Sunday, March 22

Scientists map the tiny DNA droplets that keep cells running


Six feet of DNA crammed into a cell nucleus narrower than a human hair: Life may pack no tighter puzzle than this. And yet, biology pulls it off every second, compressing genetic material with a precision that engineers dream of.

DNA coils around proteins to form nucleosomes, which link together like beads on a string. Those strings fold into chromatin fibers and ultimately into the dense architecture of the nucleus.

But one mystery lingered for years: how does chromatin become even more compact without losing its ability to function?

Peering into droplets

In 2019, researchers led by Michael Rosen at UT Southwestern Medical Center discovered that synthetic nucleosomes in the lab merge into membrane-less droplets called condensates.

These behave like oil droplets in water, a process known as phase separation, and could mimic how chromatin compacts inside cells.

To truly understand the physics and structure of these droplets, scientists needed to look inside them. That required imaging individual chromatin fibers and nucleosomes inside condensates that no team had fully achieved until now.

Researchers from UT Southwestern, UC San Diego, the University of Cambridge, and HHMI’s Janelia Research Campus have now produced the most detailed images ever captured of molecules inside synthetic chromatin condensates.

Using advanced imaging at Janelia, the team visualized how chromatin fibers and nucleosomes pack within these droplet-like structures. They also applied the same techniques to examine native chromatin inside cells.

Their method relied on cryo-electron tomography (cryo-ET), which generates 3D reconstructions of biological molecules in near-native states.

Freeze, mill, image

First, the samples were flash-frozen to –180°C, locking every molecule in place. Then, using cryo-focused ion beam milling, researchers carved the sample into 100-nanometer-thin slices—thin enough for high-resolution imaging.

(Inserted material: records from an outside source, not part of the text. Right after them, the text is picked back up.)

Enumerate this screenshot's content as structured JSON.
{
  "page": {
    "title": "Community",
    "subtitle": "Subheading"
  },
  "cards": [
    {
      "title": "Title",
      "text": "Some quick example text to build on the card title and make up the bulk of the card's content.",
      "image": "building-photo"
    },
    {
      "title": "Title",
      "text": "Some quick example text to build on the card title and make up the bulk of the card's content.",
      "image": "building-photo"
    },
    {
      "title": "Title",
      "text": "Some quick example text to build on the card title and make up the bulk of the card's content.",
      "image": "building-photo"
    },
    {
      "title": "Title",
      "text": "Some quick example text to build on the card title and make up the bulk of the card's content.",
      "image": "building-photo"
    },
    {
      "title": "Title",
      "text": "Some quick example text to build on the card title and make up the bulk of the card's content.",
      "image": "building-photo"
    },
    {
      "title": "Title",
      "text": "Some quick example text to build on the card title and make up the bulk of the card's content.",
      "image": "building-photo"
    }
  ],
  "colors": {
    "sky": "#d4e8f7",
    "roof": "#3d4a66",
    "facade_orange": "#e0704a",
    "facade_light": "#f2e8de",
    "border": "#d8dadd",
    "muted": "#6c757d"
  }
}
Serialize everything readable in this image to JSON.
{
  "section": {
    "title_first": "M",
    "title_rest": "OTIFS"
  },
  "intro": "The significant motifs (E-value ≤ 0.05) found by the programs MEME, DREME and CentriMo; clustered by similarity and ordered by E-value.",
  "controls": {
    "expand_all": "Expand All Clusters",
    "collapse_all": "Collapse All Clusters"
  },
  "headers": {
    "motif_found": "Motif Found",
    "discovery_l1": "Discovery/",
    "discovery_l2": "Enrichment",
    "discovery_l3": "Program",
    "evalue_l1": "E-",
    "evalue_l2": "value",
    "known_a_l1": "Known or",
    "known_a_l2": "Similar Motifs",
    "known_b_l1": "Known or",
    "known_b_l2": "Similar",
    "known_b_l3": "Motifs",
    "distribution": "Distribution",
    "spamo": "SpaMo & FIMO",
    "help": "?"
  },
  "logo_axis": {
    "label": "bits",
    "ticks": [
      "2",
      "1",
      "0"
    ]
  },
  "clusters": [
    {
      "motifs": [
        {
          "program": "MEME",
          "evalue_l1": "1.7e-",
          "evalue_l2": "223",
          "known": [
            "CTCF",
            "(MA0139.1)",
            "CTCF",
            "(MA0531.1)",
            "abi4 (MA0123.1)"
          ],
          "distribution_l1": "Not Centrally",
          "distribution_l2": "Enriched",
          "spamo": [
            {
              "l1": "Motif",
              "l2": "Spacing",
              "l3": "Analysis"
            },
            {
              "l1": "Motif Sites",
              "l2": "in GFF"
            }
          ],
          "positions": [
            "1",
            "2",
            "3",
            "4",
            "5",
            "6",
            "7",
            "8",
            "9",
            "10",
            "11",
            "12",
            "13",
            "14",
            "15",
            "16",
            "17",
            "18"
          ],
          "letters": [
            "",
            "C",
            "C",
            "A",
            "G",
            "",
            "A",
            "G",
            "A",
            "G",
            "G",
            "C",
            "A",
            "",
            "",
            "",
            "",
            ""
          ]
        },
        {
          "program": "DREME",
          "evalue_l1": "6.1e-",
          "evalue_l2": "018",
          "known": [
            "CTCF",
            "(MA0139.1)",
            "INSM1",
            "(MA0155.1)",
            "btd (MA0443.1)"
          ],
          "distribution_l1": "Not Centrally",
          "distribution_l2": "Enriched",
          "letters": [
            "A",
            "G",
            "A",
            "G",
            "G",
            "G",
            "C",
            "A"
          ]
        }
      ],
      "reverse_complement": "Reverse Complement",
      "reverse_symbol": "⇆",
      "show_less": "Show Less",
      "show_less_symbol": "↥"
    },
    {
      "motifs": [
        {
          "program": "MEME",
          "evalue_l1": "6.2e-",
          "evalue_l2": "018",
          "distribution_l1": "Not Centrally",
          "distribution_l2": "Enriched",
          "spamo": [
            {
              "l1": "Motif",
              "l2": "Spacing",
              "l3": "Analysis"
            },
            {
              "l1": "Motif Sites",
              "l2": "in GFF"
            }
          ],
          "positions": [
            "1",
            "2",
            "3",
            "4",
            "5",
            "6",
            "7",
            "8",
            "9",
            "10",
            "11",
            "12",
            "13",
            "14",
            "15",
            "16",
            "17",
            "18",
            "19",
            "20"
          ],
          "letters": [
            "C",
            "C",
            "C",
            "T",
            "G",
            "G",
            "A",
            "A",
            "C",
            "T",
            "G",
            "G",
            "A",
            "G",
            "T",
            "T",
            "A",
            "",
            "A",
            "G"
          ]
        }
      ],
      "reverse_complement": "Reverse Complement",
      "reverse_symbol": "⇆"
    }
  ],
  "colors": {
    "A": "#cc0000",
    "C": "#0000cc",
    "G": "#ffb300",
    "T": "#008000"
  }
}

Cr yo-ET captured dozens of projection images of each slice from different angles. Computational processing then stitched those projections into detailed 3D views of the condensates and their molecular arrangements.

By combining this imaging with simulations and light microscopy, the team mapped how chromatin fibers interact and form droplet networks. They found that the length of linker DNA—the segment between nucleosomes—plays a critical role in how fibers organize inside condensates.

These structural features help explain why some chromatin types phase-separate more readily than others, and why different condensates show different material properties.

The team also discovered that synthetic condensates closely mimic how DNA is compacted inside cells.

“The work has allowed us to tie the structures of individual molecules to macroscopic properties of their condensates, really for the first time,” Rosen said. “I’m certain that we’re only at the tip of the iceberg.”

Huabin Zhou, lead author of the study, added that understanding condensate behavior could reveal how abnormal condensation contributes to diseases. “By doing this research, we will better understand how abnormal condensation could lead to different diseases,” Zhou said.

The findings also offer a framework for studying other biomolecular condensates involved in gene regulation, stress responses, and cellular organization, shedding light on how these membrane-less droplets keep cells functioning and what happens when they fail.